Richmond Heights Deputy Mayor Matt Casey said after the council meeting on Tuesday, when officials OK’d a new Total Access Urgent Care, replacing Waldbart Florist and Jon Paul Designs, that it was “difficult to stop the re-development.”
He said residents talked about it being a historic building, but that wasn’t enough to save it.
“In my mind, it’s not on an historic register anywhere, but it is iconic, and believe me, I would love to see it preserved,” Casey said. “We can only operate within the rule book, and it’s difficult to hinder or stop a private transaction like that.”
Asked if the other older buildings in the blocks south of the corner could also be razed for re-development, Casey said those buildings also have no historic status or protection.

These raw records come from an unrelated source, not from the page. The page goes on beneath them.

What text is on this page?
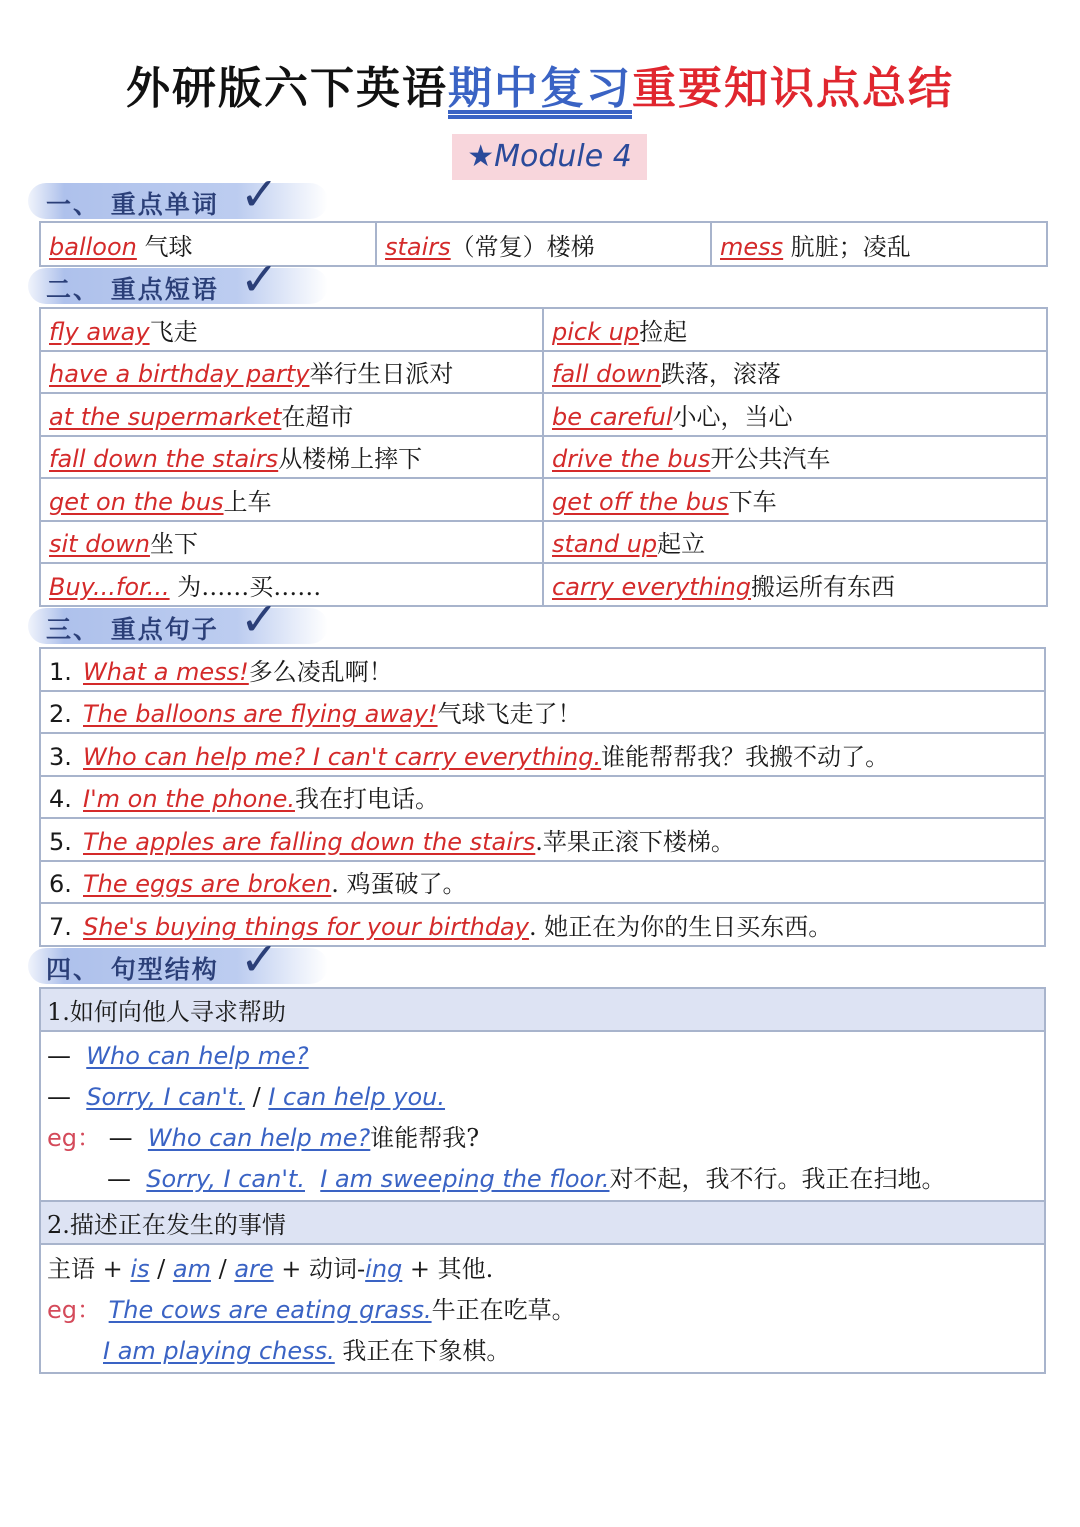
外研版六下英语期中复习重要知识点总结
★Module 4
一、 重点单词 ✓
balloon 气球	stairs（常复）楼梯	mess 肮脏；凌乱
二、 重点短语 ✓
fly away飞走	pick up捡起
have a birthday party举行生日派对	fall down跌落，滚落
at the supermarket在超市	be careful小心，当心
fall down the stairs从楼梯上摔下	drive the bus开公共汽车
get on the bus上车	get off the bus下车
sit down坐下	stand up起立
Buy...for... 为……买……	carry everything搬运所有东西
三、 重点句子 ✓
1. What a mess!多么凌乱啊！
2. The balloons are flying away!气球飞走了！
3. Who can help me? I can't carry everything.谁能帮帮我？我搬不动了。
4. I'm on the phone.我在打电话。
5. The apples are falling down the stairs.苹果正滚下楼梯。
6. The eggs are broken. 鸡蛋破了。
7. She's buying things for your birthday. 她正在为你的生日买东西。
四、 句型结构 ✓
1.如何向他人寻求帮助

— Who can help me?
— Sorry, I can't. / I can help you.
eg： — Who can help me?谁能帮我?
— Sorry, I can't. I am sweeping the floor.对不起，我不行。我正在扫地。

2.描述正在发生的事情

主语 + is / am / are + 动词-ing + 其他.
eg： The cows are eating grass.牛正在吃草。
I am playing chess. 我正在下象棋。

“We don’t have any historic preservation ordinance to that effect,” he said. “How do we classify what’s historic and what’s not? That’s subjective. Again, I’d say more iconic than historic.”
During the meeting, Casey asked Dr. Matt Bruckel, CEO of Total Access Urgent Care, if it could have been possible to save the facade of the old building.
Bruckel said the building is in “complete disrepair.” He said it’s not earthquake resistant and contains asbestos. He called it a fire hazard, though a city employee said on Thursday that the building had been inspected and if it didn’t meet fire codes it would be closed.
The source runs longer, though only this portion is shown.